Bildung stellte früh die Weichen
Prinz Chulalongkorn war der älteste Sohn von König Mongkut Rama IV und Königin Debsirindra. Auch König Mongkut erkannte bereits die Zeichen der Zeit und ließ dem Prinzen eine umfangreiche und breit aufgestellte Bildung zukommen, sowohl nach siamesischen als auch nach westlichen Konzepten. Er erhielt unter anderem Englischunterricht von Anna Leonowens, die dafür extra an den Hof von Bangkok reiste.

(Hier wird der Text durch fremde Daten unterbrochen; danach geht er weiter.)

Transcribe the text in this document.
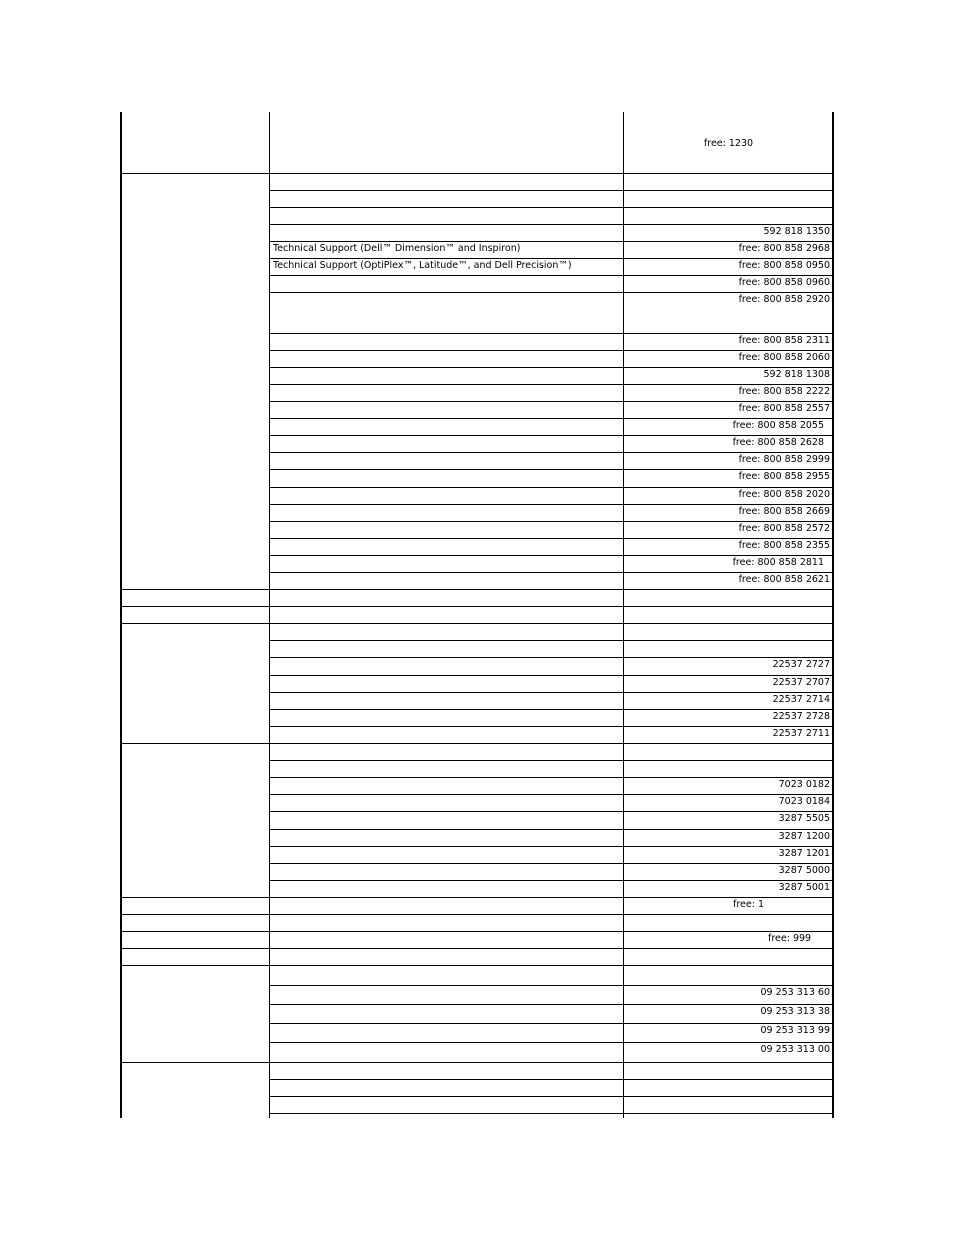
free: 1230
592 818 1350
Technical Support (Dell™ Dimension™ and Inspiron)	free: 800 858 2968
Technical Support (OptiPlex™, Latitude™, and Dell Precision™)	free: 800 858 0950
free: 800 858 0960
free: 800 858 2920
free: 800 858 2311
free: 800 858 2060
592 818 1308
free: 800 858 2222
free: 800 858 2557
free: 800 858 2055
free: 800 858 2628
free: 800 858 2999
free: 800 858 2955
free: 800 858 2020
free: 800 858 2669
free: 800 858 2572
free: 800 858 2355
free: 800 858 2811
free: 800 858 2621
22537 2727
22537 2707
22537 2714
22537 2728
22537 2711
7023 0182
7023 0184
3287 5505
3287 1200
3287 1201
3287 5000
3287 5001
free: 1
free: 999
09 253 313 60
09 253 313 38
09 253 313 99
09 253 313 00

Ihr Leben am königlichen Hof wurde erstmals 1946 unter dem Titel „Anna und der König von Siam“ verfilmt, dann 1956 als Musical mit dem Titel „The King and I“, 1972 als Fernsehserie und 1999 als Zeichentrickfilm und als Realfilm mit Judie Foster unter dem Titel „Anna und der König“, den manche von euch vielleicht noch kennen.
Unter Regentschaft
Im August 1868 beobachteten der 15 Jahre alte Prinz und sein Vater die Sonnenfinsternis im Dschungel von Südthailand, und infizierten sich dabei mit Malaria. König Mongkut verstarb noch im Oktober desselben Jahres. Prinz Chulalongkorn wurde vom Großen Rat zum König gewählt, als sein Regent bis zur Volljährigkeit wurde Chaophraya Si Suriyawong, seines Zeichens Chefminister der Südprovinzen und des Militärs, bestimmt.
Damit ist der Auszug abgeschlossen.